Tante Riri menggeleng dengan bingung. Aku tahu dalam hatinya menyalahkanku. Di matanya Arman adalah segalanya. Andai aku menjaga Arman maka ia tidak akan masuk bui, andai aku menemaninya malam ini, maka semua akan baik-baik saja. Itu semua salah, kami berdua tidak pernah baik-baik saja. Bisa hidup dan sehat saja sudah luar biasa kalau mengingat gaya hidup kami yang di luar batas. 

Aku melepaskan pelukan dan duduk di depan Arman. 

"Aku akan menemanimu malam ini di sini. Hanya saja tidak dengan besok atau lusa. Jalan kita sudah berbeda," kataku seraya melepaskan ikatan tangannya. 

Kepalan tangannya seketika melayang hendak memukul. Refleks aku mengelak. 

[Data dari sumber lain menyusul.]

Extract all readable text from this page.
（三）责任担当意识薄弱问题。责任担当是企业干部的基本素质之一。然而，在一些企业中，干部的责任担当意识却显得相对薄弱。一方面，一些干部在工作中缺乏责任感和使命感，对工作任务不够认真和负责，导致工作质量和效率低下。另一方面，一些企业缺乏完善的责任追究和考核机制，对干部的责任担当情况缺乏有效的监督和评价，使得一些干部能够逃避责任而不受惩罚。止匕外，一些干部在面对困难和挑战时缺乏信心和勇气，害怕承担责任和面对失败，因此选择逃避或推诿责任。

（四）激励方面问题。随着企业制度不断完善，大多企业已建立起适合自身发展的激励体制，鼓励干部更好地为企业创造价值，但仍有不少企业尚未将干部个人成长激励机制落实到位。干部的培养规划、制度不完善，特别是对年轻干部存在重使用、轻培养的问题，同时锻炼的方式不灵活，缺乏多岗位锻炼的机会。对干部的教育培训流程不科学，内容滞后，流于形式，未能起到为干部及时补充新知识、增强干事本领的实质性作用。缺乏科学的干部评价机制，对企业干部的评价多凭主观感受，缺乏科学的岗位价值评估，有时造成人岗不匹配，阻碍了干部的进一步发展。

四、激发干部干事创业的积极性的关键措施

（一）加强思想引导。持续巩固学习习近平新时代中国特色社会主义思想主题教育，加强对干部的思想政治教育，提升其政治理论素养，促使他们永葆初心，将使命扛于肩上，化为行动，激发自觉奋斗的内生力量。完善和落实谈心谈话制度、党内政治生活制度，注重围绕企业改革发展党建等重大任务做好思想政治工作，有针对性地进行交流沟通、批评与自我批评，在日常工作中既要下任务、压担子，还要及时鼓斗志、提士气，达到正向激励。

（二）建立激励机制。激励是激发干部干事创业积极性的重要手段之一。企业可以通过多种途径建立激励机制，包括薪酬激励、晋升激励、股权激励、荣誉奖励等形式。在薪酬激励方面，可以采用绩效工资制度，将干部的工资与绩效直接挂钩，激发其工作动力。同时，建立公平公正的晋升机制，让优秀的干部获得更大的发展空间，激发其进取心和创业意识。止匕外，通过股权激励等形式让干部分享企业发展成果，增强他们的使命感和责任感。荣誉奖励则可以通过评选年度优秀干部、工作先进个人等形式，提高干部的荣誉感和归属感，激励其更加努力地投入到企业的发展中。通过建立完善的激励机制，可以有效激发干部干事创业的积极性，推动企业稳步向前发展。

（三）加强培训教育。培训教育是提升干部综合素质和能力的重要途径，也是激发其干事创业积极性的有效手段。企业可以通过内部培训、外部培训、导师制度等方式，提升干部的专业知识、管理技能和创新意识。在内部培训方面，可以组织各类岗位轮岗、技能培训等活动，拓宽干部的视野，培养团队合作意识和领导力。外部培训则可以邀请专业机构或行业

"Kamu punya mulut, Bro. Ngomong kalau mau ajak duel!" bentakku. 

"Pergi! Aku muak melihatmu. Munafik!" balasnya dengan suara kasar. 

"Terserah! Aku tidak peduli apa yang kamu ucapkan!" 

"Kamu akan menyesal Dan. Demi bercitra baik dan perempuan, kamu campakkan aku. Suatu saat kamu akan kembali dan meminta kita bisa dekat seperti dulu lagi. Saat itu kamu akan tahu siapa yang setia menemanimu!" 

Aku hanya menggeleng menolak ucapannya. Arman bangkit berdiri dan masuk kamar dengan membanting pintu. Setidaknya aku yakin ia tidak akan keluar malam ini. 

"Tan, aku pulang dulu," pamitku. 

"Bermalam di sini saja Dan. Siapa tahu nanti larut malam, Arman kembali mengamuk," pintanya. 

"Panggil polisi saja, tidak ada yang dapat mengendalikan Arman." 

Tante Riri membisu. Ia sadar ucapanku benar adanya.